La prochaine phase de l’essai clinique devrait concerner environ 500 patients dans plusieurs pays. Le Portugal figure parmi les nations sélectionnées pour participer à cette étude de grande ampleur, qui doit permettre d’évaluer plus précisément l’efficacité et la sécurité du traitement.

Les recrutements ont déjà commencé dans plusieurs établissements portugais pour les patients atteints de carcinomes de la tête et du cou qui ne peuvent pas bénéficier de traitements locaux conventionnels.

Cinq structures hospitalières participeront à l’étude : l’Hôpital de Portimão, l’Unité locale de santé Gaia-Espinho, l’Institut portugais d’oncologie de Porto (IPO Porto), l’Hôpital Santa Maria à Lisbonne et l’Hôpital CUF Descobertas. Le premier patient portugais pourrait intégrer l’essai dès ce mois de juin, tandis que l’étude devrait se poursuivre jusqu’en 2029.

Un traitement plus simple à administrer

L’une des particularités de l’amivantamab réside dans son mode d’administration. Contrairement à de nombreux traitements oncologiques nécessitant une perfusion intraveineuse, ce médicament est administré par injection sous-cutanée, généralement toutes les trois semaines.

Cette approche pourrait améliorer le confort des patients tout en simplifiant l’organisation des soins dans les hôpitaux. Pour les équipes médicales, cela représente également une solution potentiellement plus souple que certaines thérapies nécessitant des séances prolongées de perfusion.
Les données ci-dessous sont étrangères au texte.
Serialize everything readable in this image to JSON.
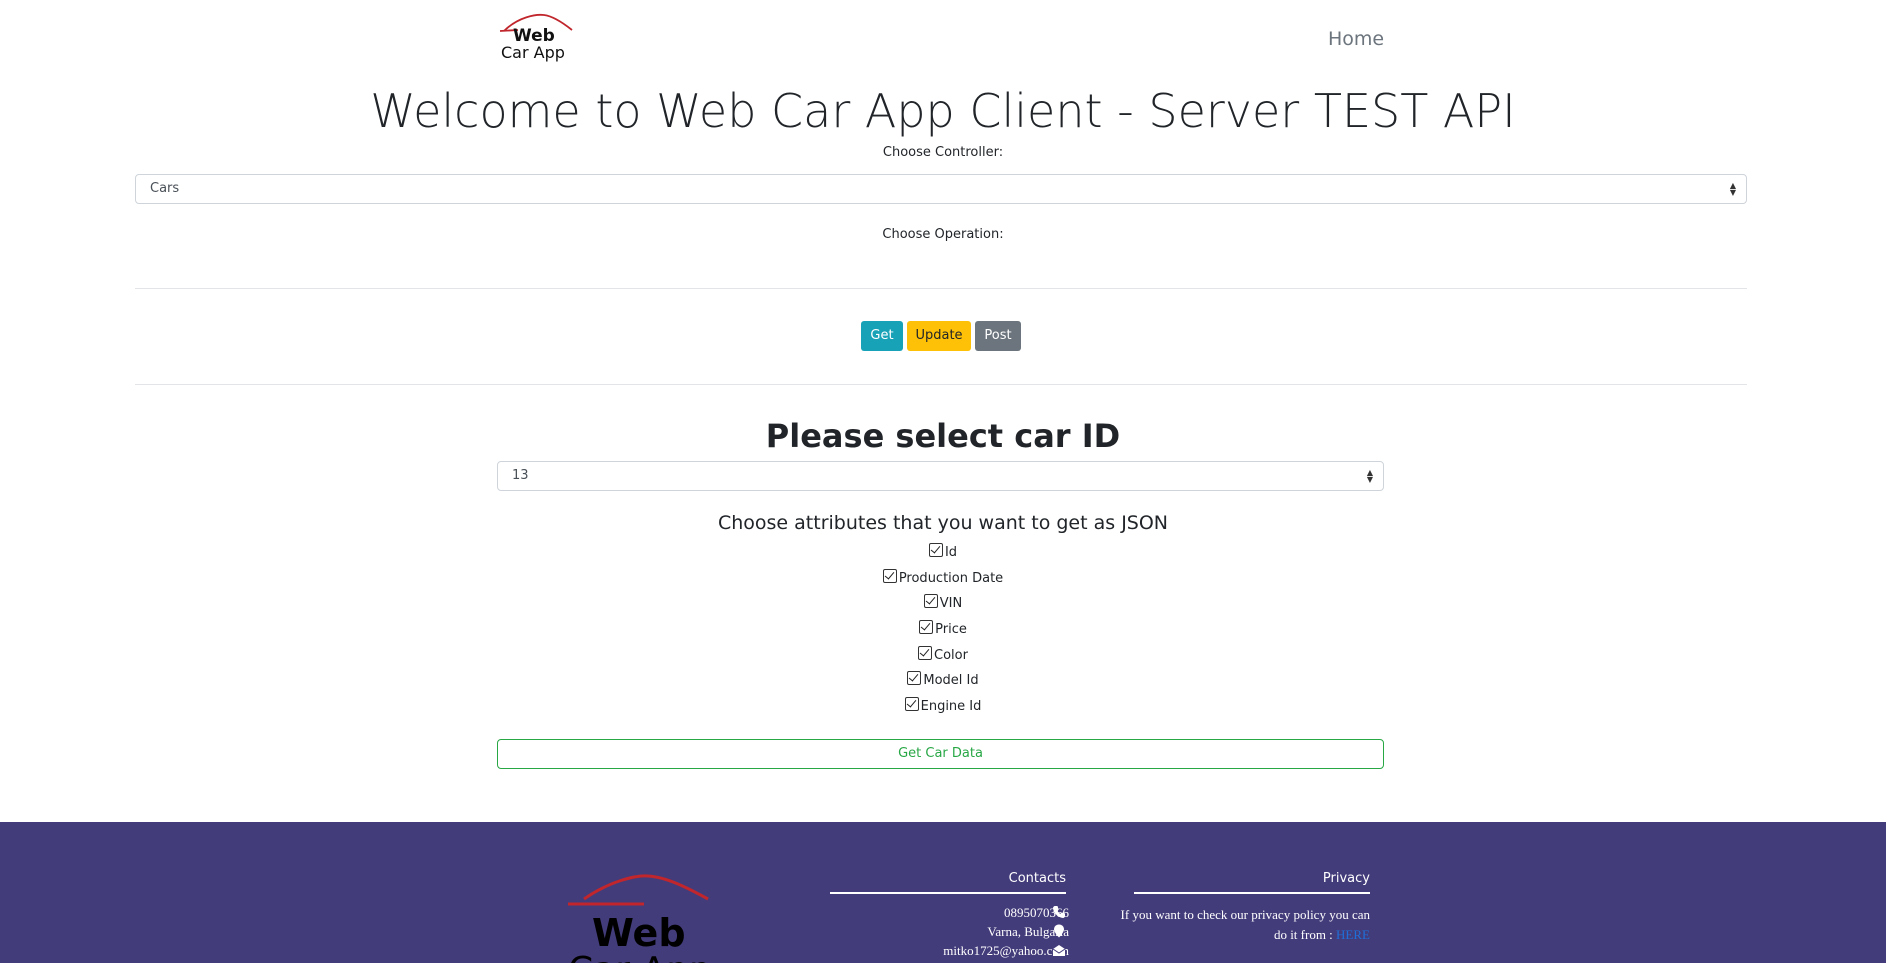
{
  "brand": {
    "line1": "Web",
    "line2": "Car App"
  },
  "nav": {
    "home": "Home"
  },
  "title": "Welcome to Web Car App Client - Server TEST API",
  "controller": {
    "label": "Choose Controller:",
    "selected": "Cars"
  },
  "operation": {
    "label": "Choose Operation:"
  },
  "operations": {
    "get": "Get",
    "update": "Update",
    "post": "Post"
  },
  "car_select": {
    "heading": "Please select car ID",
    "selected": "13"
  },
  "attributes": {
    "heading": "Choose attributes that you want to get as JSON",
    "items": [
      {
        "label": "Id",
        "checked": true
      },
      {
        "label": "Production Date",
        "checked": true
      },
      {
        "label": "VIN",
        "checked": true
      },
      {
        "label": "Price",
        "checked": true
      },
      {
        "label": "Color",
        "checked": true
      },
      {
        "label": "Model Id",
        "checked": true
      },
      {
        "label": "Engine Id",
        "checked": true
      }
    ]
  },
  "submit": "Get Car Data",
  "footer": {
    "contacts": {
      "heading": "Contacts",
      "phone": "0895070366",
      "location": "Varna, Bulgaria",
      "email": "mitko1725@yahoo.com"
    },
    "privacy": {
      "heading": "Privacy",
      "text": "If you want to check our privacy policy you can do it from : ",
      "link": "HERE"
    }
  },
  "colors": {
    "footer_bg": "#433c7b",
    "logo_red": "#c0262c",
    "get": "#17a2b8",
    "update": "#ffc107",
    "post": "#6c757d",
    "submit": "#28a745"
  },
  "icons": {
    "phone": "phone-icon",
    "location": "map-marker-icon",
    "email": "envelope-icon",
    "select": "select-caret-icon"
  }
}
Les chercheurs soulignent également que les effets secondaires observés jusqu’à présent ont été majoritairement légers à modérés. Moins de 10 % des participants ont dû interrompre leur traitement en raison d’effets indésirables, un résultat jugé encourageant pour ce type de thérapie innovante.

Comment fonctionne l’amivantamab ?

L’amivantamab agit en ciblant simultanément plusieurs mécanismes utilisés par les cellules cancéreuses pour se développer et résister aux traitements. Il bloque notamment deux protéines, connues sous les noms d’EGFR et de MET, fréquemment impliquées dans la croissance tumorale.

En parallèle, le médicament semble renforcer l’action du système immunitaire en facilitant l’identification et la destruction des cellules cancéreuses par l’organisme. Cette double action explique l’intérêt que suscite actuellement ce traitement auprès de nombreux spécialistes.

Les recherches ne se limitent d’ailleurs pas aux cancers de la tête et du cou. Des études sont déjà en cours pour évaluer son potentiel dans certaines formes de cancer du poumon, mais aussi dans des tumeurs du cerveau, de l’estomac, du côlon et du rectum.

Un enjeu majeur de santé publique au Portugal

Chaque année, entre 2500 et 3000 nouveaux cas de cancers de la tête et du cou sont diagnostiqués au Portugal. Selon les données relayées par les médias portugais, plus de la moitié des patients découvrent leur maladie à un stade avancé, lorsque les options thérapeutiques sont plus limitées.

Dans ce contexte, l’arrivée d’un nouvel essai clinique constitue une avancée importante pour la recherche médicale portugaise. Même si l’amivantamab doit encore franchir plusieurs étapes avant une éventuelle généralisation, les résultats obtenus jusqu’à présent offrent un nouvel espoir pour les patients confrontés à des formes particulièrement complexes de la maladie.